We're in agreement on the exploitation of antisemitism by supporters of Israeli government policies. It's a very self-destructive tactic, because it implies a denial that Israel is a "state among states" by attempting to elevate it to a sacred status that therefore can never be questioned.

Anonymous said...

To clarify, by "Zionism" I mean the modern, largely secular political movement founded by Theodor Herzl, not religious tradition linking the Jews to the Levante.

You're quite right about the folly of assigning special status to a country, something my own country is guilty of as well.

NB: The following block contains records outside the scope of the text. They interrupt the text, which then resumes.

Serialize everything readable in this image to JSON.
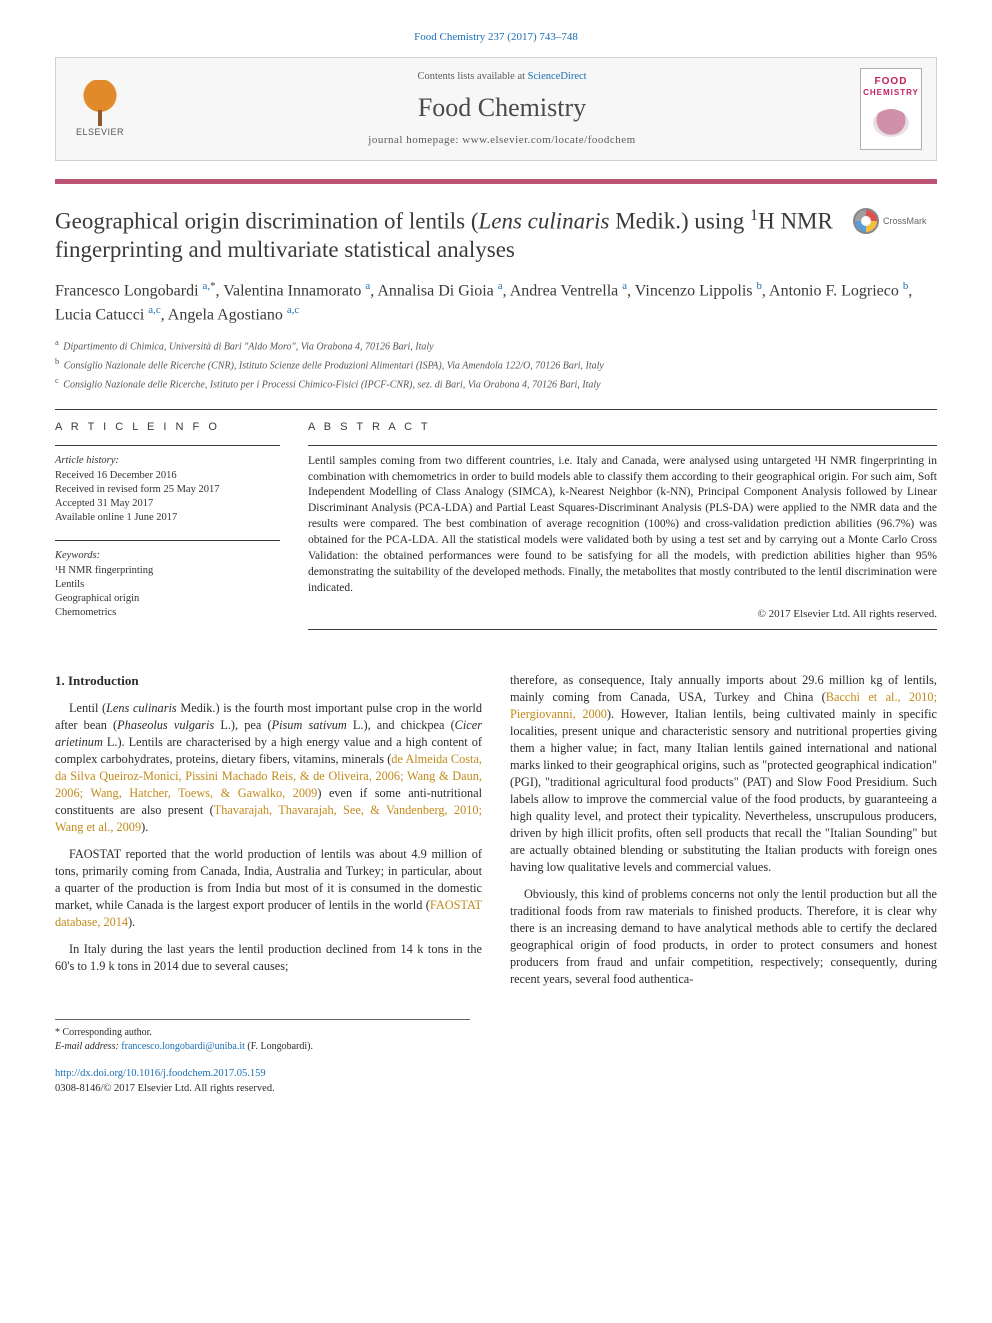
{
  "top_reference": {
    "journal_link_text": "Food Chemistry 237 (2017) 743–748",
    "journal_link_color": "#1a6fb5"
  },
  "header": {
    "publisher_logo_label": "ELSEVIER",
    "contents_prefix": "Contents lists available at ",
    "contents_link": "ScienceDirect",
    "journal_name": "Food Chemistry",
    "homepage_label": "journal homepage: ",
    "homepage_url": "www.elsevier.com/locate/foodchem",
    "cover_line1": "FOOD",
    "cover_line2": "CHEMISTRY"
  },
  "accent_color": "#bd5474",
  "title": {
    "html": "Geographical origin discrimination of lentils (<em>Lens culinaris</em> Medik.) using <sup>1</sup>H NMR fingerprinting and multivariate statistical analyses"
  },
  "crossmark_label": "CrossMark",
  "authors": [
    {
      "name": "Francesco Longobardi",
      "sup": "a,",
      "corr": true
    },
    {
      "name": "Valentina Innamorato",
      "sup": "a"
    },
    {
      "name": "Annalisa Di Gioia",
      "sup": "a"
    },
    {
      "name": "Andrea Ventrella",
      "sup": "a"
    },
    {
      "name": "Vincenzo Lippolis",
      "sup": "b"
    },
    {
      "name": "Antonio F. Logrieco",
      "sup": "b"
    },
    {
      "name": "Lucia Catucci",
      "sup": "a,c"
    },
    {
      "name": "Angela Agostiano",
      "sup": "a,c"
    }
  ],
  "affiliations": [
    {
      "key": "a",
      "text": "Dipartimento di Chimica, Università di Bari \"Aldo Moro\", Via Orabona 4, 70126 Bari, Italy"
    },
    {
      "key": "b",
      "text": "Consiglio Nazionale delle Ricerche (CNR), Istituto Scienze delle Produzioni Alimentari (ISPA), Via Amendola 122/O, 70126 Bari, Italy"
    },
    {
      "key": "c",
      "text": "Consiglio Nazionale delle Ricerche, Istituto per i Processi Chimico-Fisici (IPCF-CNR), sez. di Bari, Via Orabona 4, 70126 Bari, Italy"
    }
  ],
  "article_info": {
    "heading": "A R T I C L E   I N F O",
    "history_label": "Article history:",
    "history": [
      "Received 16 December 2016",
      "Received in revised form 25 May 2017",
      "Accepted 31 May 2017",
      "Available online 1 June 2017"
    ],
    "keywords_label": "Keywords:",
    "keywords": [
      "¹H NMR fingerprinting",
      "Lentils",
      "Geographical origin",
      "Chemometrics"
    ]
  },
  "abstract": {
    "heading": "A B S T R A C T",
    "text": "Lentil samples coming from two different countries, i.e. Italy and Canada, were analysed using untargeted ¹H NMR fingerprinting in combination with chemometrics in order to build models able to classify them according to their geographical origin. For such aim, Soft Independent Modelling of Class Analogy (SIMCA), k-Nearest Neighbor (k-NN), Principal Component Analysis followed by Linear Discriminant Analysis (PCA-LDA) and Partial Least Squares-Discriminant Analysis (PLS-DA) were applied to the NMR data and the results were compared. The best combination of average recognition (100%) and cross-validation prediction abilities (96.7%) was obtained for the PCA-LDA. All the statistical models were validated both by using a test set and by carrying out a Monte Carlo Cross Validation: the obtained performances were found to be satisfying for all the models, with prediction abilities higher than 95% demonstrating the suitability of the developed methods. Finally, the metabolites that mostly contributed to the lentil discrimination were indicated.",
    "copyright": "© 2017 Elsevier Ltd. All rights reserved."
  },
  "body": {
    "section1_heading": "1. Introduction",
    "p1_a": "Lentil (",
    "p1_b": "Lens culinaris",
    "p1_c": " Medik.) is the fourth most important pulse crop in the world after bean (",
    "p1_d": "Phaseolus vulgaris",
    "p1_e": " L.), pea (",
    "p1_f": "Pisum sativum",
    "p1_g": " L.), and chickpea (",
    "p1_h": "Cicer arietinum",
    "p1_i": " L.). Lentils are characterised by a high energy value and a high content of complex carbohydrates, proteins, dietary fibers, vitamins, minerals (",
    "p1_ref1": "de Almeida Costa, da Silva Queiroz-Monici, Pissini Machado Reis, & de Oliveira, 2006; Wang & Daun, 2006; Wang, Hatcher, Toews, & Gawalko, 2009",
    "p1_j": ") even if some anti-nutritional constituents are also present (",
    "p1_ref2": "Thavarajah, Thavarajah, See, & Vandenberg, 2010; Wang et al., 2009",
    "p1_k": ").",
    "p2_a": "FAOSTAT reported that the world production of lentils was about 4.9 million of tons, primarily coming from Canada, India, Australia and Turkey; in particular, about a quarter of the production is from India but most of it is consumed in the domestic market, while Canada is the largest export producer of lentils in the world (",
    "p2_ref": "FAOSTAT database, 2014",
    "p2_b": ").",
    "p3": "In Italy during the last years the lentil production declined from 14 k tons in the 60's to 1.9 k tons in 2014 due to several causes;",
    "p4_a": "therefore, as consequence, Italy annually imports about 29.6 million kg of lentils, mainly coming from Canada, USA, Turkey and China (",
    "p4_ref": "Bacchi et al., 2010; Piergiovanni, 2000",
    "p4_b": "). However, Italian lentils, being cultivated mainly in specific localities, present unique and characteristic sensory and nutritional properties giving them a higher value; in fact, many Italian lentils gained international and national marks linked to their geographical origins, such as \"protected geographical indication\" (PGI), \"traditional agricultural food products\" (PAT) and Slow Food Presidium. Such labels allow to improve the commercial value of the food products, by guaranteeing a high quality level, and protect their typicality. Nevertheless, unscrupulous producers, driven by high illicit profits, often sell products that recall the \"Italian Sounding\" but are actually obtained blending or substituting the Italian products with foreign ones having low qualitative levels and commercial values.",
    "p5": "Obviously, this kind of problems concerns not only the lentil production but all the traditional foods from raw materials to finished products. Therefore, it is clear why there is an increasing demand to have analytical methods able to certify the declared geographical origin of food products, in order to protect consumers and honest producers from fraud and unfair competition, respectively; consequently, during recent years, several food authentica-"
  },
  "footnotes": {
    "corr_label": "* Corresponding author.",
    "email_label": "E-mail address: ",
    "email": "francesco.longobardi@uniba.it",
    "email_name": " (F. Longobardi)."
  },
  "footer": {
    "doi_url": "http://dx.doi.org/10.1016/j.foodchem.2017.05.159",
    "issn_line": "0308-8146/© 2017 Elsevier Ltd. All rights reserved."
  },
  "colors": {
    "link": "#1a6fb5",
    "ref": "#c28a1a",
    "text": "#2b2b2b",
    "rule": "#bd5474"
  }
}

The "right to exist" issue is a little more convoluted I think. Certainly people have an unconditional right to exist, but people do not equal a state or any organisation. Nazi Germany existed, but would you say it had a "right to exist", or even demand such a recognition from its Jewish and other victims? Could any Catholic not lead a full Catholic life without the Vatican state's right to exist? It has indeed to do with specific politics and government actions, and I believe it is this context the issue is understood among Palestinians: what is demanded of them is not simply the recognition of Israel as a fait accompli (the PLO did that in the 1990s), but specifically to recognise Israel's "right to exist". To Palestinians this would mean acknowledging as right and just everything Israel has done to them in the past, not only their ethnic cleansing from most of historic Palestine and the occupation of the rest since the six-days war, but also their relegation to second class citizens within the Israeli ethnocracy, as well as Israel's "right" in the future to take from them whatever more land and resources it covets. This would be impossible for any nation to cede even to a friendly neighbour, and for Western leaders to demand it of the Palestinians shows at best a willful blindness that I find hard to understand.